Рукопись - страница 8
Грязно-белого цвета крупчатая масса так похожа на гной, заполнивший воспаленную, готовую стать смертельной рану. Густое и клеклое, в разводах желтой, оплавившейся жижи, с тяжелым и сладким запахом того же гноя, уныние. Высокие, срывающиеся жалобные крики и всхлипы вокруг, металлический звон, звон осколками разлетающегося фарфора. Воздух дрожит, дрожат траурно-белые, скользкие как тело трупа клеенки на столах, дрожит пол под тяжелой поступью. Вздох, крик, шлепок, новый звон, новый крик, новый шлепок. И он берет ложку, подцепляет эту белую тошнотворную массу. Спирает в груди дыхание, скручивает давящей тяжелой болью, когда все нутро сжимается и желудок подбивает куда-то к горлу. Только нельзя показать слабость. Нельзя проиграть. Ускользает из головы причина, теми же белесо-гнойными пятнами расплылась цель, но намерение твердо, как сталь в руке – такая вдруг знакомая, теплеющая под ладонью сталь. Нужно запереть в себе отвращение, запереть ненависть. Гадкий, сладко-мерзотный запах, так похожий на смерть, просто не нужно чуять.
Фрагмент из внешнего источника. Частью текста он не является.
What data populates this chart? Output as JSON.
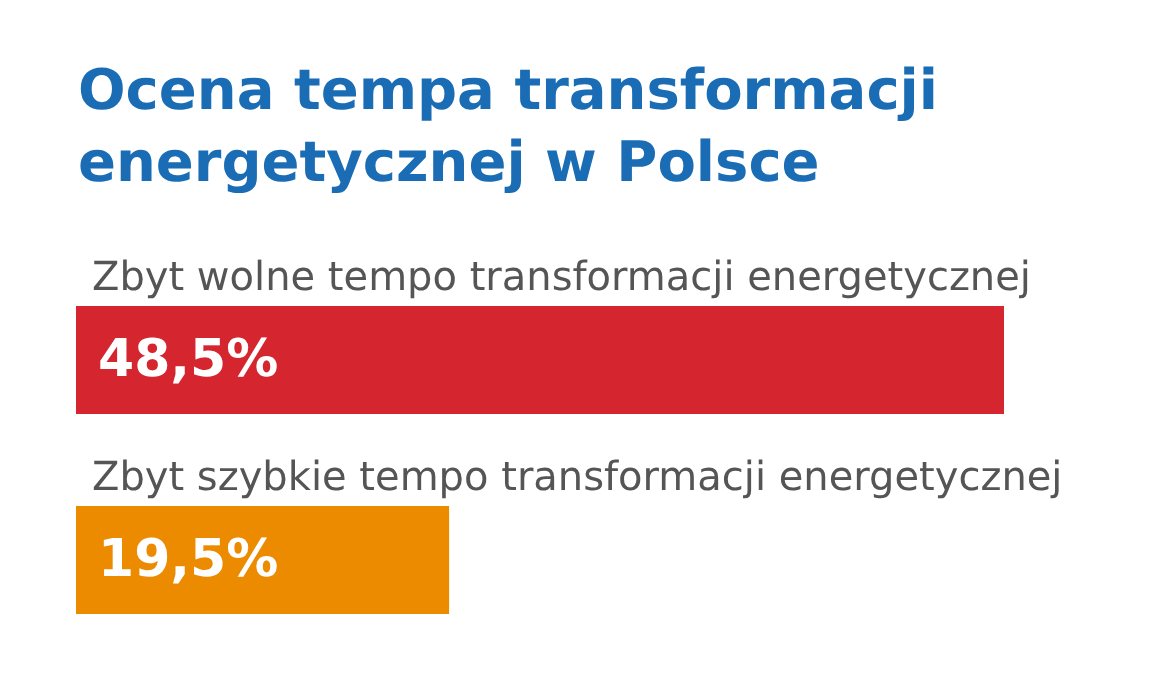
{
  "chart_data": {
    "type": "bar",
    "orientation": "horizontal",
    "title": "Ocena tempa transformacji energetycznej w Polsce",
    "categories": [
      "Zbyt wolne tempo transformacji energetycznej",
      "Zbyt szybkie tempo transformacji energetycznej"
    ],
    "values": [
      48.5,
      19.5
    ],
    "colors": [
      "#d52630",
      "#ec8a00"
    ],
    "value_labels": [
      "48,5%",
      "19,5%"
    ]
  }
}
И когда то белое ложится на язык, следует лишь сделать над собой усилие и проглотить его – и запереть в себе, принять, переварить, превратить гнойно-бессмысленное месиво в собственную силу. И эту силу, самого себя, запереть, укрыть ото всех, просто забыть. Потому что никто не должен знать. Никто.
Память о манной каше давно бы стерлась – если бы не осознание собственной мощи, пришедшее к тогда еще несмышленому как вьючная скотина трехлетке, и следом за ним вплавившийся в кости приказ. Свой собственный. Знакомый. Понятный. Вечный. Никто не должен знать.
Никто и не знал. Ни те отчаянно, горько чужие люди, что любили его как своего сына. Хотя они почти не лгали друг другу – судьба, осмелившаяся над ним подшутить вновь, взрастившая на чужой почве и под чужим солнцем, не поскупилась влить в его жилы родную кровь. Ни сверстники, видевшие в молчаливом, угрюмом ребенке лишь дурачка-изгоя. Ни учителя, с высокомерной тупой снисходительностью прощающие ему нежелание заниматься. Один-единственный раз он попробовал написать заданное в школе сочинение, о родителях – и едва не отшвырнул ручку, когда первым же движением руки, прежде мысли, угодливо сложившейся в высокопарно древнее: «Долг сына – почитать своих отца и мать», вывел не простую округло-мягкую букву, а нечто угловатое, рубленое, острое как наконечник стрелы. Большого усилия стоило вглядеться в собственные каракули и разглядеть там ту же букву «Д», искаженную до неузнаваемости. Хотя другая «Д», написанная рядом просто так, щеголяла боками румяной маковой булочки из столовой. Лишь спустя несколько лет он понял и это.
Учителя прощали ему баранье упорство и тупость, ломались один за другим, опускали руки. К началу средней школы страшащие двойками, отцовым ремнем и детской комнатой милиции, уже через пару лет на холодно брошенное «Что ты мне сделаешь?» они лишь обреченно замолкали. Ни у кого из этих несчастных не хватало храбрости заглянуть за щит, который он год от года тверже держал перед собой.
Полное осознание пришло в четырнадцать, в серый октябрьский день – когда на затылке впервые собрались в хвост волосы, что он отращивал целое лето. Когда впервые он по-настоящему узнал собственное отражение в зеркале. Девчонки в классе хихикали перезвоном серебряных колокольчиков, в извечной женской манере судачили о том, кто из них первой выйдет замуж или хотя бы поцелуется. Он тогда просто подошел к отличнице, выдернул ее из-за парты, обвил руками талию и накрыл ее напрягшиеся неумелые губы поцелуем.